An hour before the start, find a quiet place, and spend five minutes reviewing your race plan and motivation.
“Remind yourself of why you’re there,” says Rodgers. “Take confidence in the months of effort behind you. An exciting and satisfying day is just ahead of you!”
If you’re running the race with a training partner, make it a group session: Share your goals with each other for mutual reinforcement.
Line up loose
Fifteen minutes before the start, begin some gentle stretching. Concentrate on the muscles of the back side of your body—your calves, hamstrings, glutes, and lower back. Remember, your goal is to start the race comfortably, not to audition for a yoga video, so go easy. Try to keep stretching after you’ve been herded to the start area. Jog in place as well, to keep your heart rate slightly elevated.
Run the first two to three miles 10 to 15 seconds per mile slower than goal pace. This preserves precious glycogen stores for later in the race so you can finish strong. When Catherine Ndereba set a world record at the 2001 Chicago Marathon, she eased into things by running the first 5K at just over 5:40-per-mile pace, and went on to average just under 5:20 per mile for the race.
“Because the pace feels so easy, I get antsy in the early miles,” says Heather Hanscom, a 2:31 marathoner. “But I make myself stick to my game plan and don’t get carried away. I know that to run well later, I need to feel really relaxed the first third.”
Hanscom checks her early splits to make sure, no matter how good she feels, that she’s starting conservatively.

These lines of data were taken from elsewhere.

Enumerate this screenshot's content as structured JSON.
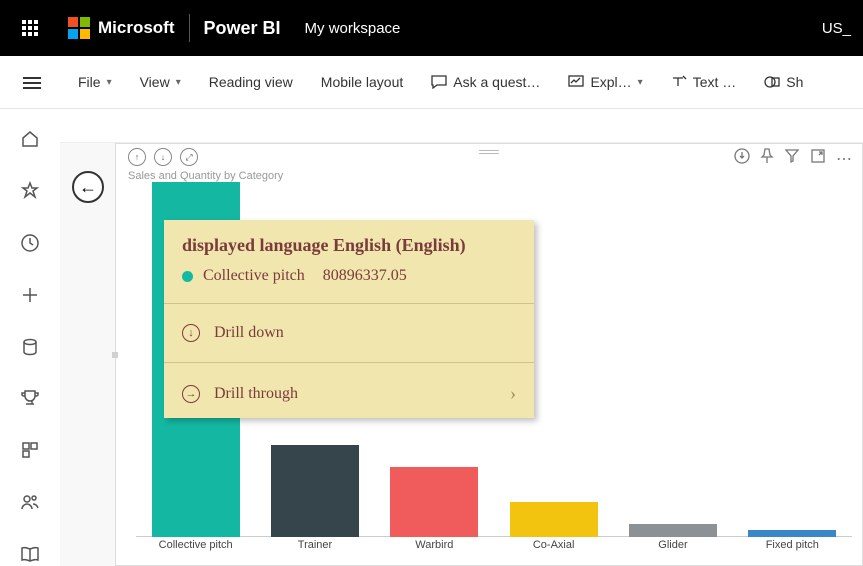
{
  "topbar": {
    "brand": "Microsoft",
    "product": "Power BI",
    "workspace": "My workspace",
    "right": "US_"
  },
  "commands": {
    "file": "File",
    "view": "View",
    "reading": "Reading view",
    "mobile": "Mobile layout",
    "ask": "Ask a quest…",
    "explore": "Expl…",
    "text": "Text …",
    "shapes": "Sh"
  },
  "visual": {
    "title": "Sales and Quantity by Category"
  },
  "chart_data": {
    "type": "bar",
    "title": "Sales and Quantity by Category",
    "categories": [
      "Collective pitch",
      "Trainer",
      "Warbird",
      "Co-Axial",
      "Glider",
      "Fixed pitch"
    ],
    "values": [
      80896337.05,
      21000000,
      16000000,
      8000000,
      3000000,
      500000
    ],
    "colors": [
      "#14b8a2",
      "#36454c",
      "#f05c5c",
      "#f2c40f",
      "#8c9196",
      "#3a86c8"
    ],
    "ylim": [
      0,
      81000000
    ]
  },
  "tooltip": {
    "title": "displayed language English (English)",
    "category": "Collective pitch",
    "value": "80896337.05",
    "drill_down": "Drill down",
    "drill_through": "Drill through"
  }
}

“In the first 10 miles, I look around at the surroundings, the fans along the way, and enjoy the changing scenery,” adds Wells.
Think laps, not miles
“Instead of obsessing about each of the 26 miles, I look at each three-mile segment as a lap,” says Dowling. “That makes it more manageable mentally. To concentrate on every mile would be like paying attention to the odometer throughout a five-hour drive.”

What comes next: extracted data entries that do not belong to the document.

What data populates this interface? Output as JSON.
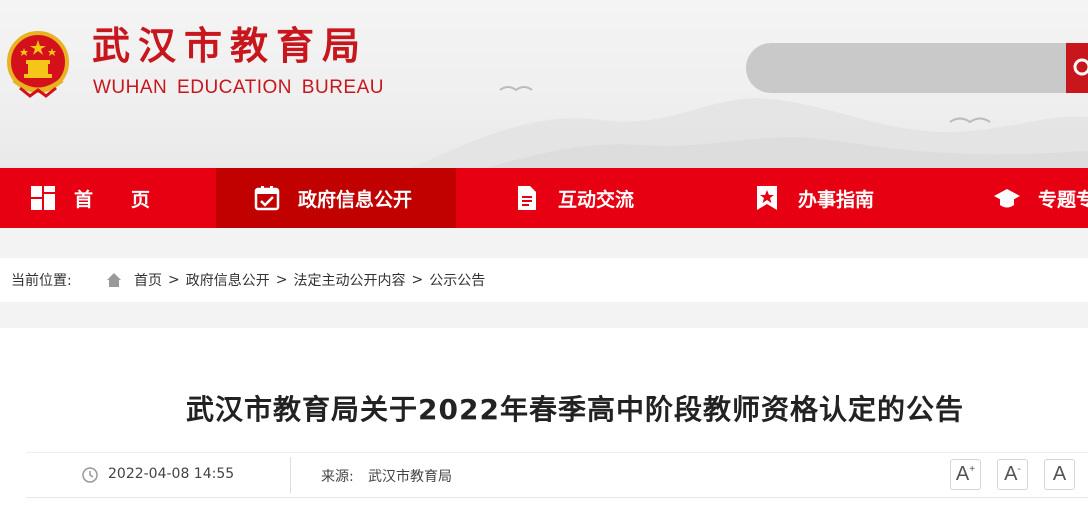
{
  "header": {
    "title_cn": "武汉市教育局",
    "title_en": "WUHAN EDUCATION BUREAU",
    "emblem_icon": "national-emblem-icon",
    "search": {
      "placeholder": "",
      "button_icon": "search-icon"
    }
  },
  "nav": {
    "items": [
      {
        "label": "首　　页",
        "icon": "home-grid-icon",
        "active": false
      },
      {
        "label": "政府信息公开",
        "icon": "calendar-check-icon",
        "active": true
      },
      {
        "label": "互动交流",
        "icon": "document-icon",
        "active": false
      },
      {
        "label": "办事指南",
        "icon": "star-badge-icon",
        "active": false
      },
      {
        "label": "专题专",
        "icon": "graduation-cap-icon",
        "active": false
      }
    ]
  },
  "breadcrumb": {
    "prefix": "当前位置:",
    "items": [
      "首页",
      "政府信息公开",
      "法定主动公开内容",
      "公示公告"
    ],
    "separator": ">"
  },
  "article": {
    "title": "武汉市教育局关于2022年春季高中阶段教师资格认定的公告",
    "date": "2022-04-08 14:55",
    "source_label": "来源:",
    "source": "武汉市教育局",
    "font_buttons": [
      "A",
      "A",
      "A"
    ],
    "font_button_marks": [
      "+",
      "-",
      ""
    ]
  },
  "colors": {
    "brand_red": "#e60012",
    "active_nav": "#c10000",
    "title_red": "#c8161d"
  }
}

“To take my mind off the big task ahead, I sing songs in my head,” says Jean Arthur, a 3:21 marathoner and former president of the Montgomery County Road Runners Club in Maryland. “I pick a song and try to sing it from start to finish. Usually I don’t know all the words, so I sing it and I try to figure out what the artist is saying.”

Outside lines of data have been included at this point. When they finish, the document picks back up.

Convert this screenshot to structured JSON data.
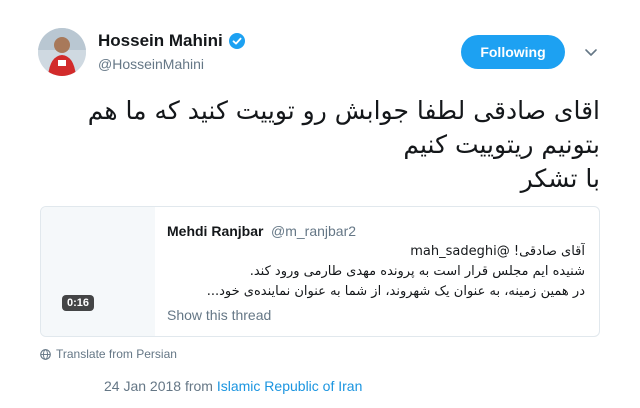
{
  "author": {
    "display_name": "Hossein Mahini",
    "handle": "@HosseinMahini",
    "verified": true
  },
  "follow_button": {
    "label": "Following"
  },
  "tweet": {
    "lines": [
      "اقای صادقی لطفا جوابش رو توییت کنید که ما هم",
      "بتونیم ریتوییت کنیم",
      "با تشکر"
    ]
  },
  "quoted_tweet": {
    "display_name": "Mehdi Ranjbar",
    "handle": "@m_ranjbar2",
    "lines": [
      "آقای صادقی! @mah_sadeghi",
      "شنیده ایم مجلس قرار است به پرونده مهدی طارمی ورود کند.",
      "در همین زمینه، به عنوان یک شهروند، از شما به عنوان نماینده‌ی خود..."
    ],
    "video_duration": "0:16",
    "show_thread_label": "Show this thread"
  },
  "translate_label": "Translate from Persian",
  "timestamp": {
    "date_text": "24 Jan 2018 from",
    "place": "Islamic Republic of Iran"
  },
  "colors": {
    "accent": "#1da1f2",
    "link": "#1b95e0",
    "muted": "#657786",
    "text": "#14171a",
    "border": "#e1e8ed"
  },
  "icons": [
    "verified-badge-icon",
    "chevron-down-icon",
    "globe-icon"
  ]
}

Arthur also becomes an on-the-run mathematician. “I calculate exactly what percentage of the race I have done,” she says. “That’s good for me in two ways: First, it occupies my mind, and second, I love the point at which I can tell myself I’ve done more than 50 percent, because at that point, I figure I can’t quit.”
Drink early and often
Take sports drink at the first aid station and every one after. Taking in carbohydrates and fluid early will help postpone or prevent serious dehydration or carbohydrate depletion later, so you’ll be a lot more likely to maintain your pace.
“During prolonged exercise, our thirst mechanism doesn’t keep up with our actual needs,” says Girard Eberle. “Then, as you become dehydrated, less oxygen and fuel is delivered to working muscles, and you run slower.”
Push hard late in the race
No matter how much you’re raring to go, keep things under control until well past the halfway mark. Then you can start racing.
“If you feel relatively good at 18 miles, that’s the time to get aggressive,” says Dowling. “You’re down to eight miles to go, so if you’re still fresh, you can approach it mentally like a shorter race.”
For example, focus on a runner who is 100 yards ahead of you, pass her, then move on to your next victim. Wells, who took the lead in her National Championship victory at the 25th mile, says, “It’s an incredible boost to pass people in the last six miles. Sure, you’re hurting, but think how bad they feel!”
Talk to yourself
At around mile 23, says Arthur, “my head grasps the fact that I am actually going to finish. Yes, I’m really tired, but I tell myself, ‘I will finish somehow, some way.’ I say this to myself over and over and it helps me recognize that the pain is just temporary.” And, as we all know, pride is forever.